Iva menyunggingkan senyumannya seraya menangkupkan kedua tangannya di dada.
Selepas Dokter pergi, Iva menatap ke arah Cakra dan Aditya. "Bagaimana ini Kak? Aku rasa memang ada seseorang yang ingin mencelakainya. Oh ya, tadi aku juga sedang ada di rumah sakit."
Sejenak Iva menceritakan semuanya pada Cakra dan Aditya.
"Aku tidak tahu jika Tante Diajeng yang kukenal justru Mamah mertuaku sendiri. Kecelakaan itu membuatku seperti orang pikun yang lupa segalanya. Aku juga heran, bagaimana bisa Tante Diajeng juga tidak mengenaliku?" gumamnya bisa di dengar oleh Cakra dan Aditya.
"Kamu itu aneh, Tante Diajeng kan ketemu kamu semasa masih remaja secara wajah remajamu dengan wajah sekarang kan sangat jauh berbeda jelas saja ia tidak tahu jika kamu
itu Iva yang di cintai anaknya," ucap Aditya tersenyum miring.
Iva tidak ingin membuang waktunya begitu saja. Ia segera menghubungi nomor ponsel Ben. "Astaghfirullah, nomorku kan sempat di blokir Tante Diajeng. Kak Cakra- Kak Aditya, aku benar-benar bingung. Secara Tante itu benci banget sama aku karena dulu aku kabur waktu pertunangan dengan Mas Ben. Tapi di samping itu, dia suka banget sama aku dan berharap aku menjadi pendamping Mas Ben karena dia tidak tahu aku ini Iva yang sama dengan Iva yang telah kabur."
Sejenak Cakra dan Aditya saling berpandangan satu sama lain. Bahkan mereka sempat menggelengkan kepalanya. "Hidupmu kok rumit banget sih Dek? Lebih aneh mamah mertuamu itu benci kamu tapi juga suka kamu," ucap Cakra sempat terkekeh-kekeh sembari menggaruk kepalanya yang tak gatal.
"Sudah nggak usah mikir yang itu dulu. Begini saja, kita panggil Dokter khusus untuk merawat di rumah saja karena memang di luar sana pasti ada orang yang menginginkan kematian Tante Diajeng. Aditya, kita bagi tugas. Aku nyari Dokter dan kamu temui Ben. Sedangkan Iva tetap berjaga di sini saja. Oh ya Iva, untuk saat ini nggak usah banyak pikiran dulu! Utamakan kesembuhan Tante Diajeng, Ok adikku tersayang."

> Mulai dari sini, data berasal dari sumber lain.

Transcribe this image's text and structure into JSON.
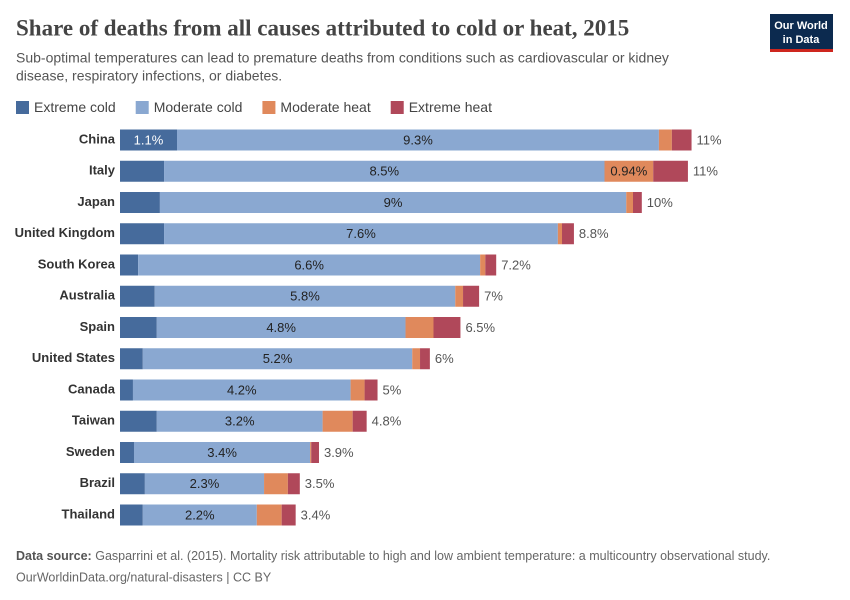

Cakra mengusap surai hitam adik perempuan satu-satunya.
Sementara Aditya melirik sinis ke arah Cakra. "Hem, jadi cuma Iva adik kesayangan sedangkan aku bukan?" protesnya tersenyum miring.
Cakra justru mendorong kening Aditya dengan satu jari telunjuknya. "Huh begitu saja iri, cemburu. Sudah nggak usah ngomong lagi! Yuk kita bergerak cepat karena nyawa Tante Diajeng lebih berharga. Dan kamu Iva, nggak usah takut karena Kakak akan memerintahkan beberapa anak buah kakak untuk selalu waspada di sekitar rumah ini."
Iva mengangguk perlahan, sementara Cakra dan Aditya segera bergegas pergi untuk melakukan misi mereka masing-masing.
Sepertinya kedua kakaknya, Iva terus menatap wajah tua Diajeng. Dalam hati ia bergumam. "Bagaimana jadinya kelak jika Tante tahu kebenaran bahwa aku adalah Iva yang dia benci? Apakah dia akan tetap menyukaiku atau sebaliknya justru semakin membenciku?"